S³-PASADENA seminar : Detecting confounding in multivariate linear models via spectral analysis

Séminaire le 31 Janvier 2017, 10h30 à CentraleSupelec (Gif-sur-Yvette) Salle du conseil du L2S - B4.40
Dominik Janzing, Max Planck Institute for Intelligent Systems, Tuebingen, Germany

We study a model where one target variable Y is correlated
with  a vector X:=(X_1,...,X_d) of predictor variables  being potential causes of Y.
We describe  a method that infers to what extent the statistical dependences between X and Y
are due to the influence of X on Y and to what extent due to a hidden common cause
(confounder) of X and Y. The method is based on an independence assumption stating that, in the absence of confounding,
the vector of regression coefficients describing the influence of each X on Y has 'generic orientation'
relative to the eigenspaces  of the covariance matrix of X. For the special case of a scalar confounder we show that confounding typically spoils this generic orientation in a characteristic way that can be used to quantitatively estimate the amount of confounding.
I also show some encouraging experiments with real data, but the method is work in progress and critical comments are highly appreciated.

Postulating 'generic orientation' is inspired by a more general postulate stating that
P(cause) and P(effect|cause) are independent objects of Nature and therefore don't contain information about each other [1,2,3],
an idea that inspired several causal inference methods already, e.g. [4,5].

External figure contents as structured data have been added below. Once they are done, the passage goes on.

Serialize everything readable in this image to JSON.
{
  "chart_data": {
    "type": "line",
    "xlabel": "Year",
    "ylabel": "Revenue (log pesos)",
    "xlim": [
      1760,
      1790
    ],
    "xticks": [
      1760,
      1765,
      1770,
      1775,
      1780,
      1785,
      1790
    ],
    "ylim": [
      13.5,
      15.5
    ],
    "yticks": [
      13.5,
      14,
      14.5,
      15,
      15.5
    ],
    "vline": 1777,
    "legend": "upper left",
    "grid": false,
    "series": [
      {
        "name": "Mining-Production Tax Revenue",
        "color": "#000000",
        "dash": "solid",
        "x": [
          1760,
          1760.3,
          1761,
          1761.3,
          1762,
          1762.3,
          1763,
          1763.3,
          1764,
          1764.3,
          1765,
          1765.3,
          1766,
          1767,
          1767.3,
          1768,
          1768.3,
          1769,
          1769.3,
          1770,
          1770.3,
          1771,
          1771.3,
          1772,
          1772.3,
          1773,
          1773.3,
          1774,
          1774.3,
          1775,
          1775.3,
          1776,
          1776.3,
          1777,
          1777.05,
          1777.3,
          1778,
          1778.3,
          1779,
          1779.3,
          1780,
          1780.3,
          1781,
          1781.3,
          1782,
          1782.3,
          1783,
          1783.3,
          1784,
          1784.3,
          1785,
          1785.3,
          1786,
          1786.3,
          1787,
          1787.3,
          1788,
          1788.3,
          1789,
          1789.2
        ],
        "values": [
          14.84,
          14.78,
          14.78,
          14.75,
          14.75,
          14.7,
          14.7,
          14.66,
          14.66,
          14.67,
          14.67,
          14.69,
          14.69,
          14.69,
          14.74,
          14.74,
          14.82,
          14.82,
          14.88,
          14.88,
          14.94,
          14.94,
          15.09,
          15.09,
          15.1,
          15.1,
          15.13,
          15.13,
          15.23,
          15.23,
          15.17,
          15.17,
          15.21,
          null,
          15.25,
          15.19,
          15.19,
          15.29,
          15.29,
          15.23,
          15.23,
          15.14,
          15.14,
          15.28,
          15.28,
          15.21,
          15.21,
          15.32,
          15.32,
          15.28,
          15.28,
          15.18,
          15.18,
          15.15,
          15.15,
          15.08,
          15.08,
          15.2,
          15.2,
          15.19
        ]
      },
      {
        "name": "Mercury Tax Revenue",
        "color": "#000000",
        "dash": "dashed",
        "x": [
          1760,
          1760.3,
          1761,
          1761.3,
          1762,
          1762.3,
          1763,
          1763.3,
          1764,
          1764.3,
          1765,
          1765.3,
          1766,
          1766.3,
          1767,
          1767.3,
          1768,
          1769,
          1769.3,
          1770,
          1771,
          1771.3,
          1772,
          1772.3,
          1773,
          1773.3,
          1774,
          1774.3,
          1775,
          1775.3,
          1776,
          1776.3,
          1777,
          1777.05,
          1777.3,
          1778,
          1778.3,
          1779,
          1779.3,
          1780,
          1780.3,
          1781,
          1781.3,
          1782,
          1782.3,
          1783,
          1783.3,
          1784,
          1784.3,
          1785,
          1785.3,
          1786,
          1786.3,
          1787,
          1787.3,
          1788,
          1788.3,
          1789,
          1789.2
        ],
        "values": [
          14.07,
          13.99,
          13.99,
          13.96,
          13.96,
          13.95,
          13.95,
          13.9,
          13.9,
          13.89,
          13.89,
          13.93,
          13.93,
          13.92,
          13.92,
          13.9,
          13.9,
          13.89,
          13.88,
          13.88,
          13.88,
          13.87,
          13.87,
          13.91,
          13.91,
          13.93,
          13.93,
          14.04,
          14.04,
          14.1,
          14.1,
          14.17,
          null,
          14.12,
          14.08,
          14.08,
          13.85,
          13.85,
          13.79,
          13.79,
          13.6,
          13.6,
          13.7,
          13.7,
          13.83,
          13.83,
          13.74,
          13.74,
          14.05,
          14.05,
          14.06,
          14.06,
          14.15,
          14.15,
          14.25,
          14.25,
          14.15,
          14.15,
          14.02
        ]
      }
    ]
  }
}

[1] Janzing, Schoelkopf: Causal inference using the algorithmic Markov condition, IEEE TIT 2010.
[2] Lemeire, Janzing: Replacing causal faithfulness with the algorithmic independence of conditionals, Minds and Machines, 2012.
[3] Schoelkopf et al: On causal and anticausal learning, ICML 2012.
[4] Janzing et al: Telling cause frome effect based on high-dimensional observations, ICML 2010.
[5] Shajarisales et al: Telling cause from effect in deterministic linear dynamical systems, ICML 2015.